Restarting the engine consumes more fuel than leaving it running, manual transmissions are more fuel-efficient than automatic transmissions, “warming up” the engine before departure is necessary, are some of the most common misconceptions about fuel efficiency. Naijauto will explain why.

>>> More car maintenance tips and advice here

1. Manual transmissions save more fuel than automatic transmissions

Is your manual-transmission car saving you some fuel costs?

Most likely not. Automatic gearboxes are now equipped with state-of-the-art technology that helps to reduce fuel consumption by at least as much as manual transmissions, sometimes even more.

2. Restarting the engine consumes more fuel than leaving it running idle

Would you rather leave the engine running during red lights?

In many cases, you really should turn off the engine and wait until it’s time to restart the car instead of letting the engine run idle for too long. Depending on the engine capacity, leaving the engine running with no load usually costs about 1 to 2 liters of gasoline per hour. If you just have to stop for a little while for the red light or until the traffic clears, do not turn off the engine. Otherwise, if you will have to stop the car for more than 30 seconds, then you should turn it off. However, do keep in mind that switching the engine on/off too often can cause the headset to crash.

3. The machine needs to be warmed up before departure

This idea has become quite outdated because nowadays modern cars can roll smoothly just within a few seconds of startup.

4. The older the car is, the more fuel it’ll cost you

Old cars are always fuel guzzlers, aren’t they?

Not always, as this is not true in the case that your old car has always been timely and properly serviced. A 10 to 15-year old car may still have the same fuel consumption rate as a new car if the owner treats it right.
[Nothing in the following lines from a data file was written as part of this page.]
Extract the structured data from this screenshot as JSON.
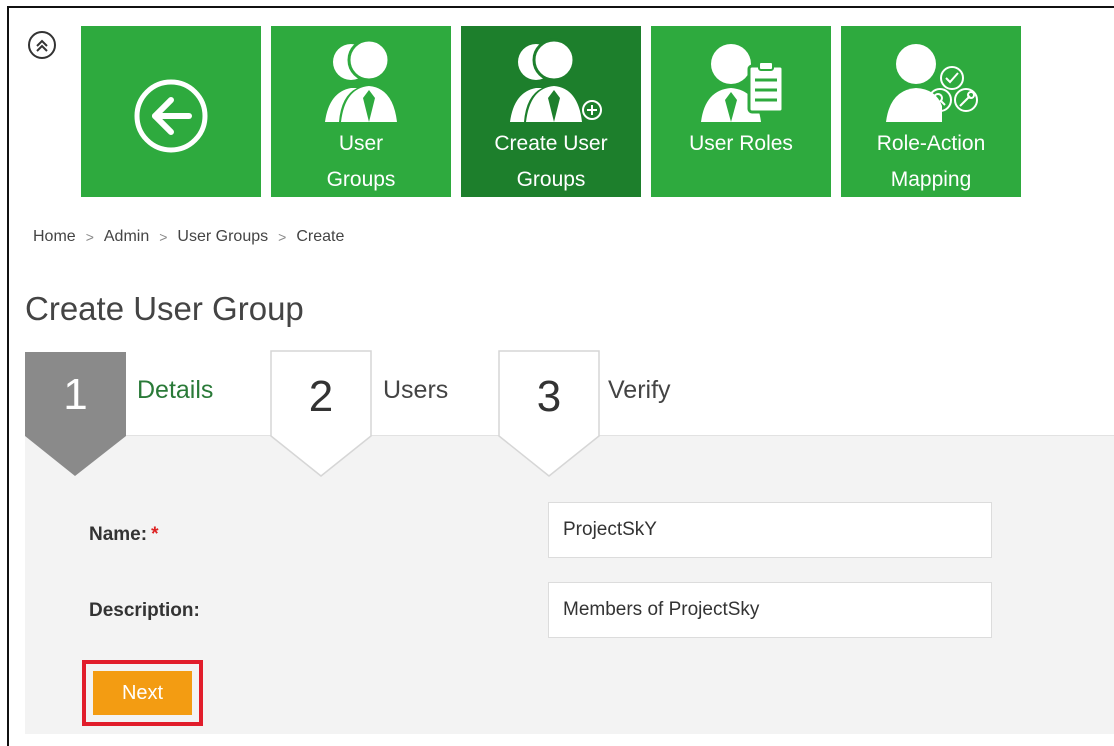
{
  "nav": {
    "tiles": [
      {
        "label": ""
      },
      {
        "label": "User\nGroups"
      },
      {
        "label": "Create User\nGroups"
      },
      {
        "label": "User Roles"
      },
      {
        "label": "Role-Action\nMapping"
      }
    ]
  },
  "breadcrumb": {
    "items": [
      "Home",
      "Admin",
      "User Groups",
      "Create"
    ],
    "separator": ">"
  },
  "page": {
    "title": "Create User Group"
  },
  "wizard": {
    "steps": [
      {
        "number": "1",
        "label": "Details",
        "state": "active"
      },
      {
        "number": "2",
        "label": "Users",
        "state": "pending"
      },
      {
        "number": "3",
        "label": "Verify",
        "state": "pending"
      }
    ]
  },
  "form": {
    "name_label": "Name:",
    "required_mark": "*",
    "name_value": "ProjectSkY",
    "description_label": "Description:",
    "description_value": "Members of ProjectSky"
  },
  "actions": {
    "next_label": "Next"
  },
  "colors": {
    "tile_green": "#2eaa3e",
    "tile_active": "#1d7f2c",
    "step_active": "#8a8a8a",
    "next_button": "#f39c12",
    "highlight": "#e11d2b"
  }
}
The most important point to emphasize here is that you should know how to properly maintain that car.

5. Replacing the air filter can help to save fuel

This is also an outdated concept originating from the time when all cars still had a carburetor. Nowadays, cars are equipped with a direct fuel injection engine with a computerized system that automatically adjusts the fuel / air ratio to appropriate levels. Replacing the dirty air filter might not improve the fuel efficiency, but that will still increase your engine’s performance.

6. Higher quality fuel leads to higher fuel efficiency

The more expensive fuel you use, the more fuel you’ll save, correct?

This idea might have been invented by the oil companies. Experts recommend that you use high-quality gasoline only when designated by the car manufacturers and in some special circumstances.

7. Additives and auxiliary equipment help to save fuel

There is not much evidence of any “magic” factors that can save you more on fuel consumption than they cost. In some cases, these products can even damage the engine or increase the car’s toxic emissions.